Smart money investors see the long-term glitter of Krugerrands

Can coins be considered a respectable asset class? The proof of the pudding is reflected in the dramatic long-term advances of the Krugerrand.

If Krugerrands, along with old coins enjoying a measure of rarity value, can validly be looked upon as an important asset class, investors should take them seriously and make it their business to explore all the relevant market nuances.
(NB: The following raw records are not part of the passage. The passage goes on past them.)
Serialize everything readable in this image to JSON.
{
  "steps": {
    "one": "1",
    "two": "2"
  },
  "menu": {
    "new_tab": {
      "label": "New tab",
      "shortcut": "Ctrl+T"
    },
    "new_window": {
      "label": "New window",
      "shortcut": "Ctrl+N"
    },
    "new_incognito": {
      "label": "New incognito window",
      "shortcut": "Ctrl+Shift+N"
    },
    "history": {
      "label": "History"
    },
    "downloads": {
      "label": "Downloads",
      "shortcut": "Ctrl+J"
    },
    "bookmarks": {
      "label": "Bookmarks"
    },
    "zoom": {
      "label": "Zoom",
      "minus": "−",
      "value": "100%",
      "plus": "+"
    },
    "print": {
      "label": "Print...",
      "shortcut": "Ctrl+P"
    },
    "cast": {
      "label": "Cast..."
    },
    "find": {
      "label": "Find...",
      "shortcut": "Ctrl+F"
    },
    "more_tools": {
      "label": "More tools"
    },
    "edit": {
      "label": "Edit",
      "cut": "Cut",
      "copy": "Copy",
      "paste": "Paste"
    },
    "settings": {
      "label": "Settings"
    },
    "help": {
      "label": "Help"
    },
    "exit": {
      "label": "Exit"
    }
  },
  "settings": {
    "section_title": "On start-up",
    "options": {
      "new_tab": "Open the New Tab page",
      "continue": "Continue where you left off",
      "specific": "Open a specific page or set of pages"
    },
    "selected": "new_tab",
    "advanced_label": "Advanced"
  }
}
Perhaps the most glaring nuance is the scepticism with which so many South Africans view the coin market. It’s a scepticism rendered all the more remarkable on account of:

  •  South Africa still being the world’s largest gold producer;
  •  the Krugerrand being the world’s most successful gold coin;
  •  gold being the world’s most liquid market;
  •  the coin market worldwide being worth $30 billion (R207 billion); and
  •  Americans of all ages investing in coins versus those principally between the 40 and 60 years old in South Africa.
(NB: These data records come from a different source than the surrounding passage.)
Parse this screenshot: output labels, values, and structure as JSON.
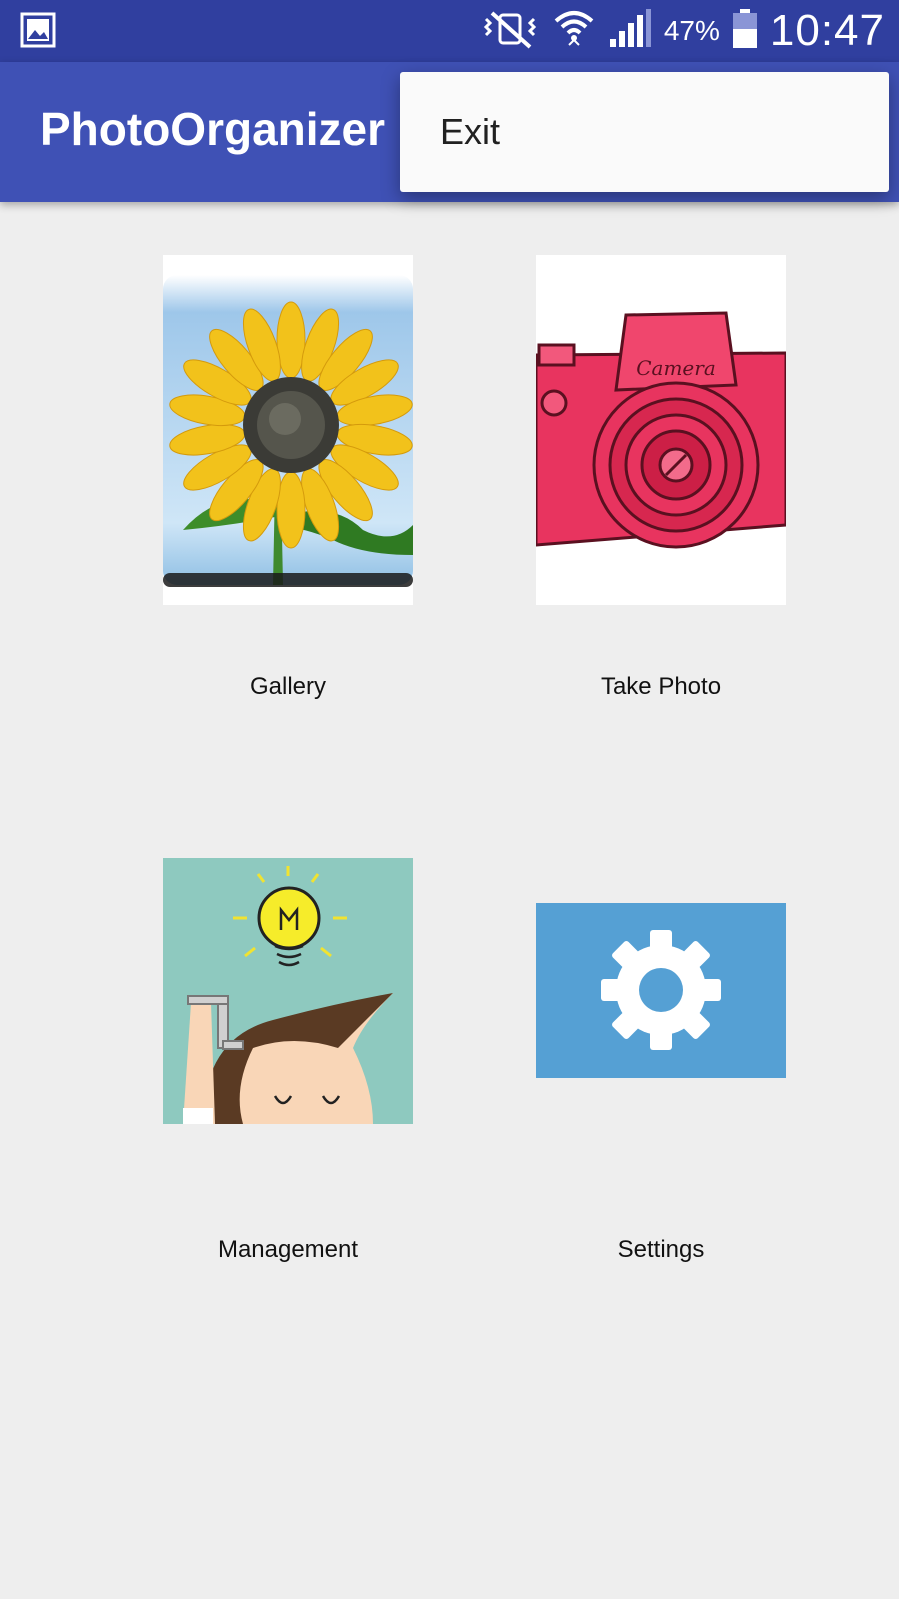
{
  "status_bar": {
    "left_icon": "image-icon",
    "right_icons": [
      "mute-vibrate-icon",
      "wifi-icon",
      "signal-icon",
      "battery-icon"
    ],
    "battery_percent": "47%",
    "time": "10:47"
  },
  "app_bar": {
    "title": "PhotoOrganizer",
    "background": "#3f51b5",
    "status_bar_background": "#303f9f"
  },
  "overflow_menu": {
    "items": [
      {
        "label": "Exit"
      }
    ]
  },
  "tiles": [
    {
      "label": "Gallery",
      "icon": "sunflower-image"
    },
    {
      "label": "Take Photo",
      "icon": "camera-image"
    },
    {
      "label": "Management",
      "icon": "lightbulb-person-image"
    },
    {
      "label": "Settings",
      "icon": "gear-icon"
    }
  ],
  "colors": {
    "page_background": "#eeeeee",
    "settings_tile": "#55a0d4",
    "camera_pink": "#e8345f"
  }
}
    Tens of thousands of local investors are allowing this opportunity to pass them by, perhaps because they are unaware of the attractive factors. But few could be unaware of the headlong gains accruing to owners of Krugerrands in the past couple of years.

    Possibly the most resounding endorsement I can offer for this investment class is that it is populated almost exclusively by successful self-employed individuals.

    I call these people the millionaires next door. People who deliberately avoid extravagance, yet have access to sufficient disposable income to count coins among their investment portfolios.

    This is where the smart money vests – money that goes about preserving and growing its capital systematically and professionally.

    Right now, the smart money investors are constructing their portfolios so that the coin asset class comprises 10 percent to 20 percent of the total by value.